Amira, just twelve years old and in the midst of civil war-torn Sudan, wants nothing more than to learn to read and write and to attend school. I fell in love with little Amira from Andrea Davis Pinkney's first word in her stunning new novel, THE RED PENCIL.
I was reminded of how words and teachers have made me who I am as a person, as a third-generation teacher, and as a writer.
I most likely wouldn't be here if my grandmother hadn't been allowed to stay in school. She was born to a family of several children and would have been required to quit school early on and help on the farm and care for her younger siblings. An education wasn't considered important for a girl.
She was born without fingers on her left hand. Her father thought she would never marry. He knew she would need to be able to support herself, so she was allowed to go to school. She graduated and became a teacher. She and the man who would become my grandfather wrote long letters back and forth before they were married. He had lost one of his legs when he was run over by a cart in Ireland.

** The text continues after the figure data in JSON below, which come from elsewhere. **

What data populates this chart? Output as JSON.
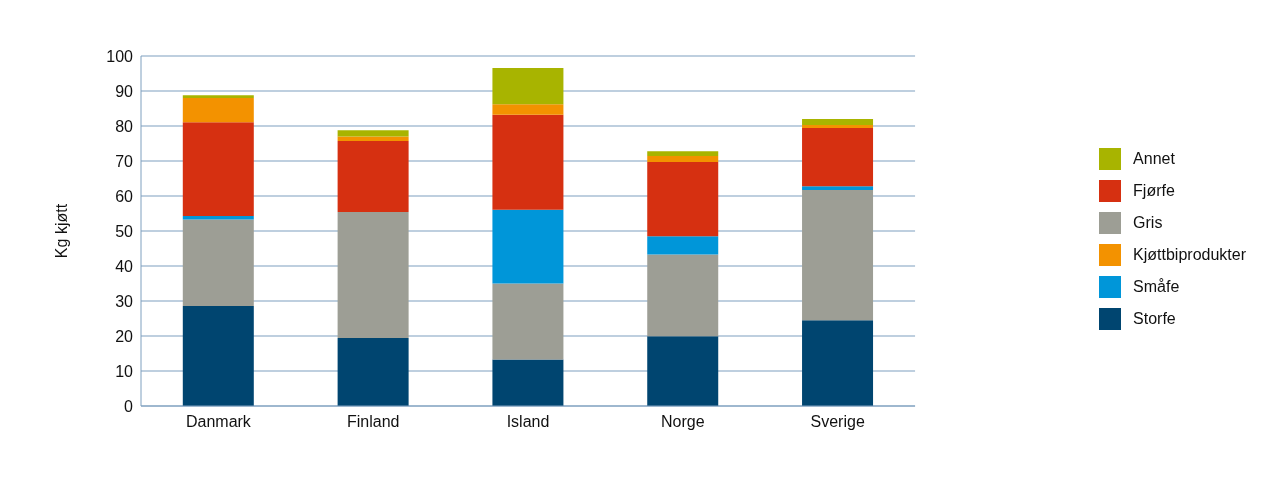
{
  "chart_data": {
    "type": "bar",
    "stacked": true,
    "ylabel": "Kg kjøtt",
    "categories": [
      "Danmark",
      "Finland",
      "Island",
      "Norge",
      "Sverige"
    ],
    "series": [
      {
        "name": "Storfe",
        "color": "#004570",
        "values": [
          28.6,
          19.4,
          13.3,
          19.9,
          24.5
        ]
      },
      {
        "name": "Gris",
        "color": "#9d9e95",
        "values": [
          24.7,
          36.0,
          21.7,
          23.4,
          37.2
        ]
      },
      {
        "name": "Småfe",
        "color": "#0096d9",
        "values": [
          1.0,
          null,
          21.1,
          5.2,
          1.1
        ]
      },
      {
        "name": "Fjørfe",
        "color": "#d63011",
        "values": [
          26.8,
          20.3,
          27.1,
          21.2,
          16.6
        ]
      },
      {
        "name": "Kjøttbiprodukter",
        "color": "#f39200",
        "values": [
          6.9,
          1.3,
          3.0,
          1.7,
          0.9
        ]
      },
      {
        "name": "Annet",
        "color": "#a8b400",
        "values": [
          0.8,
          1.8,
          10.4,
          1.4,
          1.7
        ]
      }
    ],
    "ylim": [
      0,
      100
    ],
    "yticks": [
      0,
      10,
      20,
      30,
      40,
      50,
      60,
      70,
      80,
      90,
      100
    ],
    "grid": "y",
    "legend": "right"
  }
}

I wish I had those letters, but I was lucky enough to have my grandma in my life until I was twenty. I loved that hand of hers, especially when I was a little girl. Instead of holding my hand, I held hers. It fit perfectly in my kid-sized hand.
I remember exactly what her watch looked like on her narrow wrist. But what I remember even more clearly is her voice. She couldn't carry a tune at all, but she sang out loudly from the church pew. I can remember the rise and fall of that wonderful voice as she recited her favorite poems to me. Poems she'd learned in school.
Thank you, Grandma, for teaching me the power of letters and words. And thank you, Andrea Davis Pinkney, for the power of The Red Pencil.